Mystery of the missing ex-FBI man
NICOSIA // Robert "Bob" Levinson should be enjoying a double celebration today. It is his 35th wedding anniversary and one of his three sons is graduating from university. But the former FBI agent, a devoted family man, will not be with them. His wife, Christine, last heard from him 26 months ago when he called from Dubai to let her know he would be "out of pocket" - unavailable - for 24 hours. He would phone again on returning to the emirate. He never did.
Mr Levinson had not divulged his destination but he was on his way to the Gulf island of Kish to pursue investigations into cigarette smuggling. "I have no definite information about him, but in my heart I believe he is alive and well and that the Iranian authorities can help bring him home," said Mrs Levinson, of Coral Springs, Florida. "He's a wonderful man and a terrific father and husband," she said in an interview.

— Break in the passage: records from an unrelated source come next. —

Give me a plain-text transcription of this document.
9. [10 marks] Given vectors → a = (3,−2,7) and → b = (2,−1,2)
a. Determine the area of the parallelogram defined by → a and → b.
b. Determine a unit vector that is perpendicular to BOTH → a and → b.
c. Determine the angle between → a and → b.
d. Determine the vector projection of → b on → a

Mr Levinson's unresolved and mysterious disappearance received little media attention until Barack Obama, the US president, took office, pledging to engage with Iran. Washington is now pressing Tehran publicly for answers on the missing father of seven. Hillary Clinton, the US secretary of state, recently criticised Tehran for ignoring repeated pleas from Washington and Mr Levinson's family for information about him. Iranian officials deny any knowledge of his whereabouts.

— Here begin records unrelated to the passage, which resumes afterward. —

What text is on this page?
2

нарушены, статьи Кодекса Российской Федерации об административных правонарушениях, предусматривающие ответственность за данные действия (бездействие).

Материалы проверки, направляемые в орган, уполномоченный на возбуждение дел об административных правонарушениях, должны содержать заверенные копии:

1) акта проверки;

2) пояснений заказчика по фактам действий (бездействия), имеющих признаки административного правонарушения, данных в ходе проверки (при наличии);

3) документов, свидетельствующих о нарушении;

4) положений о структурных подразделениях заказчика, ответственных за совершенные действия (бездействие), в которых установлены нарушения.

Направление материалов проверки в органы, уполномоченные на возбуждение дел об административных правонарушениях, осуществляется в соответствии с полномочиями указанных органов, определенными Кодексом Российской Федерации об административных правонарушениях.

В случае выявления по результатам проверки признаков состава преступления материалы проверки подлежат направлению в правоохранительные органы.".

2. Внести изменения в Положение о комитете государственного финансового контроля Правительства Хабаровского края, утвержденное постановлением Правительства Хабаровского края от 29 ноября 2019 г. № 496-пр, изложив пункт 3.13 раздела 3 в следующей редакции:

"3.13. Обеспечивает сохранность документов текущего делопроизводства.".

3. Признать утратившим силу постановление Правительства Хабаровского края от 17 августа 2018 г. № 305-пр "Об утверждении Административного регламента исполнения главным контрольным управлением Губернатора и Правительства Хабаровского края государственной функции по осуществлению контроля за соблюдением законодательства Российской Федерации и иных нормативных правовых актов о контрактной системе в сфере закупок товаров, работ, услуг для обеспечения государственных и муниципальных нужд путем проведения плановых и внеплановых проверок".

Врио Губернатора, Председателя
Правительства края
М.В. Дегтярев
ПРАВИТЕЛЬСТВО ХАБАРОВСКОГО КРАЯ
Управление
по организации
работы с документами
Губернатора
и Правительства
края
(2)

Mr Levinson was accustomed to danger. Before his retirement from the FBI in 1998, he spent more than 20 years with the agency, mainly busting Russian and Italian mobsters. It is known that he made it to Kish, a relatively liberal tourism resort renowned for its beaches, good diving and sea turtles. It is also established that on Kish Mr Levinson met a US fugitive, Dawud Salahuddin, a black American convert to Islam. Salahuddin, born David Belfield, fled the US to Tehran in 1980 after shooting dead in Maryland an Iranian former diplomat who supported Iran's deposed shah.
Weeks after Mr Levinson's disappearance, Salahuddin told reporters he had met him on Kish. The meeting, he said, was to put Mr Levinson in touch with Iranian authorities to help his cigarette smuggling investigation. Salahuddin claimed that while they met at the hotel, he was detained for questioning about his Iranian passport by plainclothes police officers. He maintained that when he was released the following day, the officers told him Mr Levinson had flown back to Dubai.

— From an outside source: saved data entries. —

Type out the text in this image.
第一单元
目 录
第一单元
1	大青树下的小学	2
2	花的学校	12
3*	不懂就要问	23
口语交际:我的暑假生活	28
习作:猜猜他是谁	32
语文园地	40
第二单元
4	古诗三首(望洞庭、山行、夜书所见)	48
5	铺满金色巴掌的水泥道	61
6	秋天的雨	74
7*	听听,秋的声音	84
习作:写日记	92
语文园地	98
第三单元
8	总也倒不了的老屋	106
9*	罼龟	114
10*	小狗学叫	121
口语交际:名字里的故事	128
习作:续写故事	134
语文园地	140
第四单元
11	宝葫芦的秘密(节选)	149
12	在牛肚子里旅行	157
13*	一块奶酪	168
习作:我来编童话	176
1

Mr Levinson, who suffers from diabetes and high blood pressure, was last seen getting into a taxi to the airport after checking out of the Maryam Hotel on Kish. It was March 9 2007, a day before his 59th birthday. One theory is that he is a captive in Iran of well-connected, underworld figures angered by his cigarette smuggling investigations for a client of his private security-consulting firm. Another is that he is a pawn held by the Iranian authorities to swap for several Iranian diplomats - suspected by the US of being Revolutionary Guards - who were seized by American forces in northern Iraq shortly before he vanished.
The former theory gained more weight recently when a lawyer retained by Mr Levinson's family in Tehran told an international radio station: "I think he is being held by people who have some power in Iran and are probably involved in cigarette smuggling or other issues that [Levinson] was investigating." The lawyer, Mohammed Hossein Aghasi, suspects that an American living in Tehran might have been involved in Mr Levinson's disappearance. The lawyer declined to confirm whether the American is Salahuddin, the fugitive who fled to Iran three decades ago. "I am not going to name the person at this point," he told RFE/RL, a private, Czech-based international radio service funded by the US Congress.
But the story given to Mr Aghasi by his unidentified American interlocutor is virtually identical to the one Salahuddin told reporters two years ago. Mr Aghasi's own investigations on Kish, however, confirmed the "American" had not been detained by police there. It was this inconsistency in the man's account that aroused the lawyer's suspicions. Mr Levinson's family, desperate only for his safe return, refuses to indulge in any speculation about who might be responsible for his plight. Nor has it accused the Iranian authorities of any involvement in his disappearance.
But his family is still seeking clarification of a report by an Iranian government-sanctioned media company shortly after he vanished that he was "in the hands of Iranian Security forces since the early hours of March 9" . He was expected to be "freed in a matter of days", Press TV added. The official Iranian news agency, IRNA, swiftly denied he was being held. Christine Levinson, accompanied by one of her three sons and her sister, made a brave but fruitless trip to Iran in Dec 2007 to search for him. Iranian officials promised Mrs Levinson they would give her a final report of their investigation into her husband's disappearance when it was complete. She never received one.